—In an action, inter alia, based upon an account stated, the defendants appeal from a judgment of the Supreme Court, Nassau County (Alpert, J.), entered July 29, 1997, which, upon the granting of the plaintiff’s motion for partial summary judgment on his second cause of action based *555upon an account stated, is in favor of the plaintiff and against the defendants in the principal sum of $149,500.
Ordered that the judgment is affirmed, with costs.
As the Supreme Court properly found, the unrebutted proof in the record establishes that the plaintiff rendered the defendants extensive legal services over many years for which the defendants agreed to pay a minimum of $500,000, that several invoices sent by the plaintiff to the defendants were never questioned by the defendants, and that the defendants paid approximately $350,500 of the $500,000 billed before they abruptly discontinued their payments on the ground that they did not owe the plaintiff any money. By their silence and partial payments, the defendants expressed their agreement that the bills sent to them by the plaintiff were correct and would be paid (see, e.g., Coudert Bros. v Finalco Group, 176 AD2d 622; Chisholm-Ryder Co. v Sommer & Sommer, 70 AD2d 429, 433).
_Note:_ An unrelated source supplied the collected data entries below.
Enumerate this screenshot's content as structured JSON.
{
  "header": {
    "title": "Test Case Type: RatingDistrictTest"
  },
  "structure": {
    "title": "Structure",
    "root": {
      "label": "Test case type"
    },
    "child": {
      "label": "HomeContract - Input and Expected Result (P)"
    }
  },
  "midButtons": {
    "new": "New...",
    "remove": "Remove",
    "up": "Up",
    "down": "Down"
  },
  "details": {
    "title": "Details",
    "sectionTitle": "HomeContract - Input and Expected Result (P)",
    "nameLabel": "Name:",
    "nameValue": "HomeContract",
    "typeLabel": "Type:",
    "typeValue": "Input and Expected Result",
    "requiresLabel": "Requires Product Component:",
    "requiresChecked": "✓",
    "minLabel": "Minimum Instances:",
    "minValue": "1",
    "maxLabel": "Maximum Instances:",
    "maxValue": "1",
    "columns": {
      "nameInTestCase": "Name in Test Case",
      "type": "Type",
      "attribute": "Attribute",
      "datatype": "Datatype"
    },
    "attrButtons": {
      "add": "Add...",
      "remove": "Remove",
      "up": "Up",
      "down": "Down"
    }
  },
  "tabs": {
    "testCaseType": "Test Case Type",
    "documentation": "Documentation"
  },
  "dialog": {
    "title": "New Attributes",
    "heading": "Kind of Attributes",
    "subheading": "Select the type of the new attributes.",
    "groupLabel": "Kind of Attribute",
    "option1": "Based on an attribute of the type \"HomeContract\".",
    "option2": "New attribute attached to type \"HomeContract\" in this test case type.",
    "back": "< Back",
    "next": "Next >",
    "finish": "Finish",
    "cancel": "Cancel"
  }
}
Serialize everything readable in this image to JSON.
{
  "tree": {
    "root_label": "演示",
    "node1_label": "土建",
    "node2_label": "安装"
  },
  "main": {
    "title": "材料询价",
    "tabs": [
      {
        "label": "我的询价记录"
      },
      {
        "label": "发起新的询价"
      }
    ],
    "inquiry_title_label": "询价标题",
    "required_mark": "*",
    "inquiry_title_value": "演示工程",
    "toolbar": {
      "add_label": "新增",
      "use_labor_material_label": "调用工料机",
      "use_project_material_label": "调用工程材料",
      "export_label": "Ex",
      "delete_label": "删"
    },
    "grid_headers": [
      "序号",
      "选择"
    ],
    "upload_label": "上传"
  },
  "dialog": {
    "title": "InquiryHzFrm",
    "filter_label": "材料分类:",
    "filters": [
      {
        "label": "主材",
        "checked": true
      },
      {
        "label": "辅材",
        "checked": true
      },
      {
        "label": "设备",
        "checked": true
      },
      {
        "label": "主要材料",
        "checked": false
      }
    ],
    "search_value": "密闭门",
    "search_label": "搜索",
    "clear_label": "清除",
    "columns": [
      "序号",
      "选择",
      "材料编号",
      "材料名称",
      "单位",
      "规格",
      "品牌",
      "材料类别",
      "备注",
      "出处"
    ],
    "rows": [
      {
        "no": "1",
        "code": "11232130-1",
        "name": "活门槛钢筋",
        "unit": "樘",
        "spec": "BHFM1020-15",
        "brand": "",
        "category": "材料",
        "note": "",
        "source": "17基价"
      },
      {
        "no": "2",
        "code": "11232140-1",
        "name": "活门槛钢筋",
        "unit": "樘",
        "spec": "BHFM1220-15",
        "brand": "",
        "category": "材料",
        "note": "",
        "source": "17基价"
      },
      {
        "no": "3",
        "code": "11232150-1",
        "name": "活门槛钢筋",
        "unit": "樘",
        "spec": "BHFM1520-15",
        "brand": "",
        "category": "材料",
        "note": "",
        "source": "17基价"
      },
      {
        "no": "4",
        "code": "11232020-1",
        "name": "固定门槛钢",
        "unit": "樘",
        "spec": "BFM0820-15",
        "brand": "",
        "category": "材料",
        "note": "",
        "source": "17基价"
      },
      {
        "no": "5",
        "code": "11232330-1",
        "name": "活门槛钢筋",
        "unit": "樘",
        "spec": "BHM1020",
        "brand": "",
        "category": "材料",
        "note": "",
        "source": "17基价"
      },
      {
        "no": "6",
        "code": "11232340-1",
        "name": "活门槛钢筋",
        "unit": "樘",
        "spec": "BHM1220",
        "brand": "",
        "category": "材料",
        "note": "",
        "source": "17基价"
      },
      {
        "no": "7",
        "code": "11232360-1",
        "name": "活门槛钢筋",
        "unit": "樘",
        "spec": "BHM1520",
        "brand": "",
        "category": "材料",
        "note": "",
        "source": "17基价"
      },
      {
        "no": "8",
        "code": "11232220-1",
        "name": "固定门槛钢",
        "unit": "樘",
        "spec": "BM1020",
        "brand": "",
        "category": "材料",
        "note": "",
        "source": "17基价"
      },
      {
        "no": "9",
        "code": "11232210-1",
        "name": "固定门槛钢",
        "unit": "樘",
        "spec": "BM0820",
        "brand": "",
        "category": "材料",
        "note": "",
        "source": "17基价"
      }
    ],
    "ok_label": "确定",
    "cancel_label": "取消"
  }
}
Accordingly, and in view of the defendants’ failure to raise any genuine triable issue of fact, the plaintiff’s motion for partial summary judgment was properly granted (see, e.g., Dreyer & Traub v Rubinstein, 191 AD2d 236, 237; Parker Chapin Flattau & Klimpl v Daelen Corp., 59 AJD2d 375, 377-378). Miller, J. P., O’Brien, Pizzuto and Friedmann, JJ., concur.